About 30% of all cancer patients will develop bone metastases and the spine is affected in approximately 70% of these patients. For spinal cancer treatment, radiation therapy plays an important role in pain management, the local treatment of spinal tumors and the prevention of pathologic fractures. Before administering radiation therapy, the radiologist relies on accurate CT or MRI images to plan the radiation dose. However, when state-of-the-art spinal implants made from metal are present, these implants cause artifacts on the planning images (Fig 1, left). Such metal artifacts make it more difficult to delineate anatomic structures during radiation therapy planning and correctly calculate the proper dose distributions. During radiation therapy, metal spinal implants may also shield remaining tumor cells from the curing radiation. In addition, metal implants induce scattering of the radiation beams into the surrounding soft tissue potentially causing side effects. Especially for proton-therapy, a lifesaving therapy for primary tumors, there is a high likelihood of patients being refused from therapy due to the presence of spinal implants made from metal.Here, radiolucent, non-metallic Carbon/PEEK composite implants offer a true solution (Fig 1, right).

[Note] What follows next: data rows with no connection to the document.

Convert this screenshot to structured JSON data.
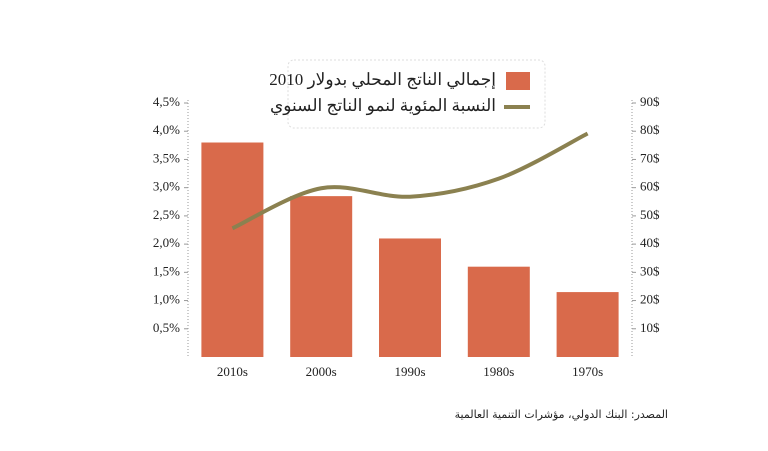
{
  "chart_data": {
    "type": "bar-line",
    "categories": [
      "2010s",
      "2000s",
      "1990s",
      "1980s",
      "1970s"
    ],
    "series": [
      {
        "name": "إجمالي الناتج المحلي بدولار 2010",
        "type": "bar",
        "color": "#d96a4b",
        "axis": "y2",
        "values": [
          76,
          57,
          42,
          32,
          23
        ]
      },
      {
        "name": "النسبة المئوية لنمو الناتج السنوي",
        "type": "line",
        "color": "#8b8150",
        "axis": "y",
        "values": [
          2.28,
          2.99,
          2.84,
          3.16,
          3.96
        ]
      }
    ],
    "ylim": [
      0,
      4.5
    ],
    "yticks": [
      {
        "value": 0.5,
        "label": "0,5%"
      },
      {
        "value": 1.0,
        "label": "1,0%"
      },
      {
        "value": 1.5,
        "label": "1,5%"
      },
      {
        "value": 2.0,
        "label": "2,0%"
      },
      {
        "value": 2.5,
        "label": "2,5%"
      },
      {
        "value": 3.0,
        "label": "3,0%"
      },
      {
        "value": 3.5,
        "label": "3,5%"
      },
      {
        "value": 4.0,
        "label": "4,0%"
      },
      {
        "value": 4.5,
        "label": "4,5%"
      }
    ],
    "y2lim": [
      0,
      90
    ],
    "y2ticks": [
      {
        "value": 10,
        "label": "10$"
      },
      {
        "value": 20,
        "label": "20$"
      },
      {
        "value": 30,
        "label": "30$"
      },
      {
        "value": 40,
        "label": "40$"
      },
      {
        "value": 50,
        "label": "50$"
      },
      {
        "value": 60,
        "label": "60$"
      },
      {
        "value": 70,
        "label": "70$"
      },
      {
        "value": 80,
        "label": "80$"
      },
      {
        "value": 90,
        "label": "90$"
      }
    ],
    "legend_position": "top",
    "source": "المصدر: البنك الدولي، مؤشرات التنمية العالمية"
  }
}
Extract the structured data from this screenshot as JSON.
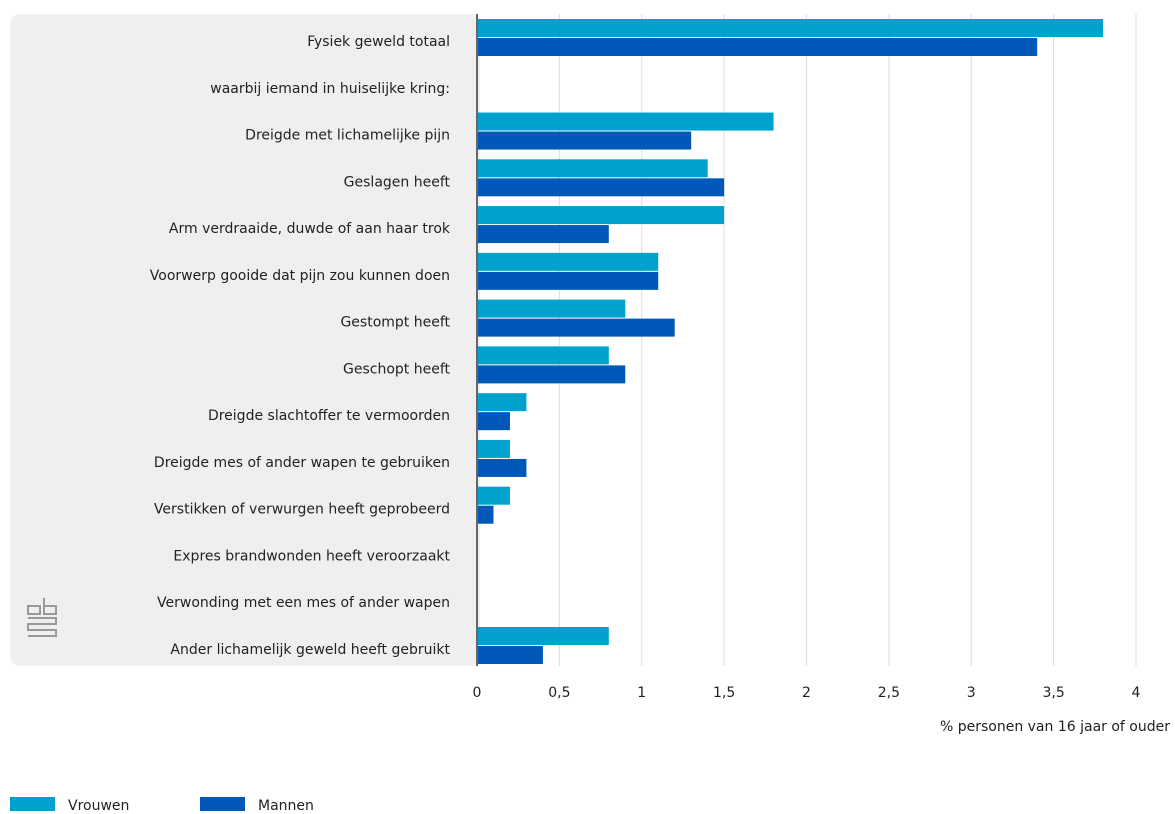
{
  "chart_data": {
    "type": "hbar",
    "categories": [
      "Fysiek geweld totaal",
      "waarbij iemand in huiselijke kring:",
      "Dreigde met lichamelijke pijn",
      "Geslagen heeft",
      "Arm verdraaide, duwde of aan haar trok",
      "Voorwerp gooide dat pijn zou kunnen doen",
      "Gestompt heeft",
      "Geschopt heeft",
      "Dreigde slachtoffer te vermoorden",
      "Dreigde mes of ander wapen te gebruiken",
      "Verstikken of verwurgen heeft geprobeerd",
      "Expres brandwonden heeft veroorzaakt",
      "Verwonding met een mes of ander wapen",
      "Ander lichamelijk geweld heeft gebruikt"
    ],
    "series": [
      {
        "name": "Vrouwen",
        "color": "#00a1cd",
        "values": [
          3.8,
          null,
          1.8,
          1.4,
          1.5,
          1.1,
          0.9,
          0.8,
          0.3,
          0.2,
          0.2,
          null,
          null,
          0.8
        ]
      },
      {
        "name": "Mannen",
        "color": "#0058b8",
        "values": [
          3.4,
          null,
          1.3,
          1.5,
          0.8,
          1.1,
          1.2,
          0.9,
          0.2,
          0.3,
          0.1,
          null,
          null,
          0.4
        ]
      }
    ],
    "xlim": [
      0,
      4
    ],
    "xticks": [
      0,
      {
        "value": 0.5,
        "label": "0,5"
      },
      1,
      {
        "value": 1.5,
        "label": "1,5"
      },
      2,
      {
        "value": 2.5,
        "label": "2,5"
      },
      3,
      {
        "value": 3.5,
        "label": "3,5"
      },
      4
    ],
    "xlabel": "% personen van 16 jaar of ouder",
    "grid": true,
    "legend": "bottom-left"
  }
}
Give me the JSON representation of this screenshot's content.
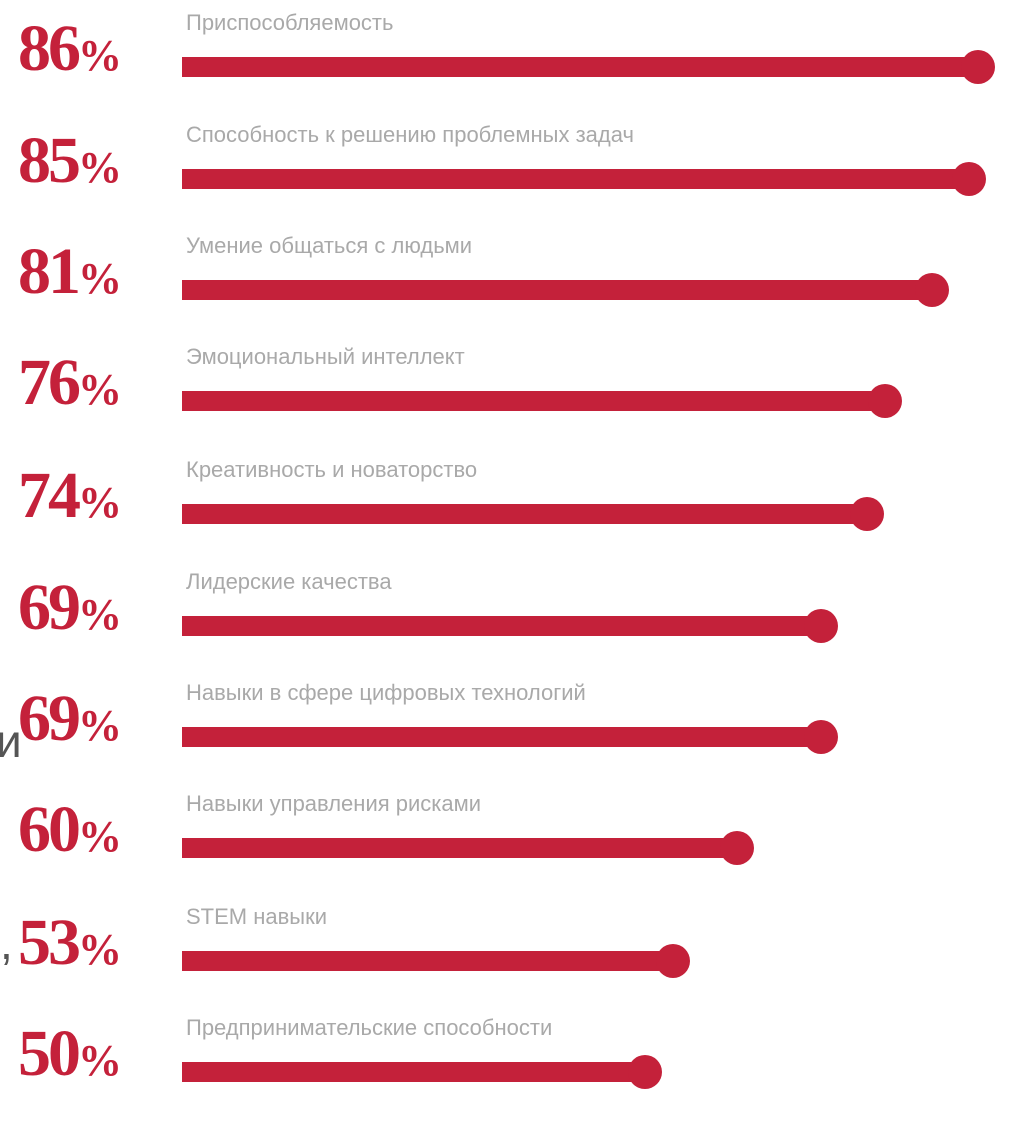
{
  "colors": {
    "accent": "#c4213a",
    "label": "#a9a9a9",
    "background": "#ffffff"
  },
  "chart_data": {
    "type": "bar",
    "orientation": "horizontal",
    "unit": "%",
    "categories": [
      "Приспособляемость",
      "Способность к решению проблемных задач",
      "Умение общаться с людьми",
      "Эмоциональный интеллект",
      "Креативность и новаторство",
      "Лидерские качества",
      "Навыки в сфере цифровых технологий",
      "Навыки управления рисками",
      "STEM навыки",
      "Предпринимательские способности"
    ],
    "values": [
      86,
      85,
      81,
      76,
      74,
      69,
      69,
      60,
      53,
      50
    ],
    "value_labels": [
      "86",
      "85",
      "81",
      "76",
      "74",
      "69",
      "69",
      "60",
      "53",
      "50"
    ],
    "percent_sign": "%",
    "xlim": [
      0,
      100
    ],
    "grid": false,
    "legend": "none"
  },
  "edge_text": {
    "left_fragment_1": "и",
    "left_fragment_2": ","
  }
}
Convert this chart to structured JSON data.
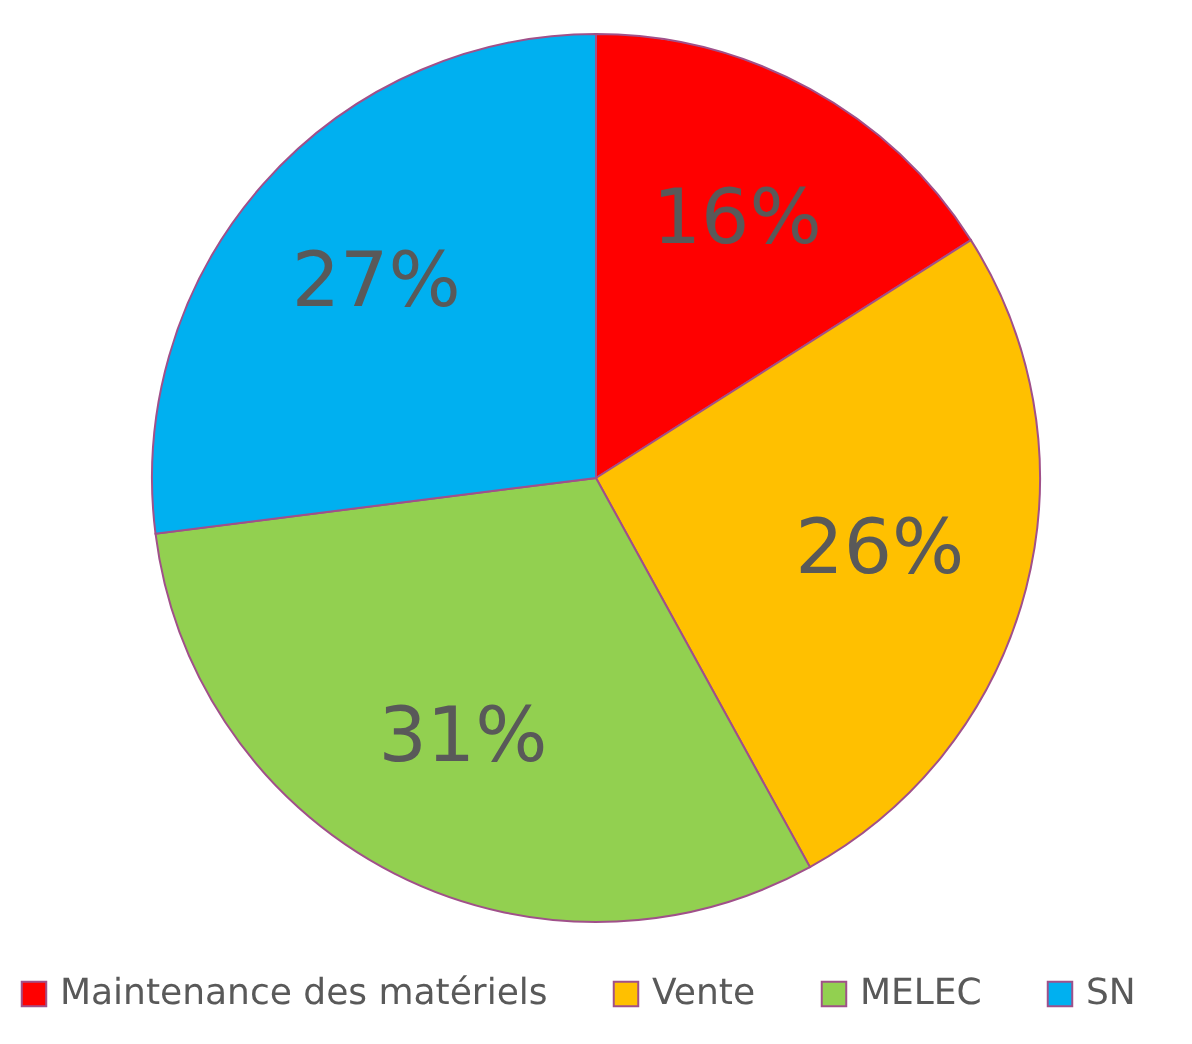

icotec, a Swiss company, has become a leader in the design and manufacturing of high strength composite implant solutions made from Carbon/PEEK. The Carbon/PEEK material is composed of endless carbon fibers (about 55% vol) in a PEEK matrix (balance). During icotec’s proprietary composite flow molding (CFM) process, Carbon/PEEK pre-forms are shaped into the final component design without cutting the fibers. Even the manufacturing of threads is possible without further machining. This allows a combination of high strength properties with complex/small design features. As a result of the latest product development, the company introduced a Carbon/PEEK pedicle screw system, first of its kind in the world (Fig 2).
Meanwhile, the pedicle screw system is preferentially used by tumor surgeons across Europe to stabilize the spine of their patients without compromising subsequent tumor therapy.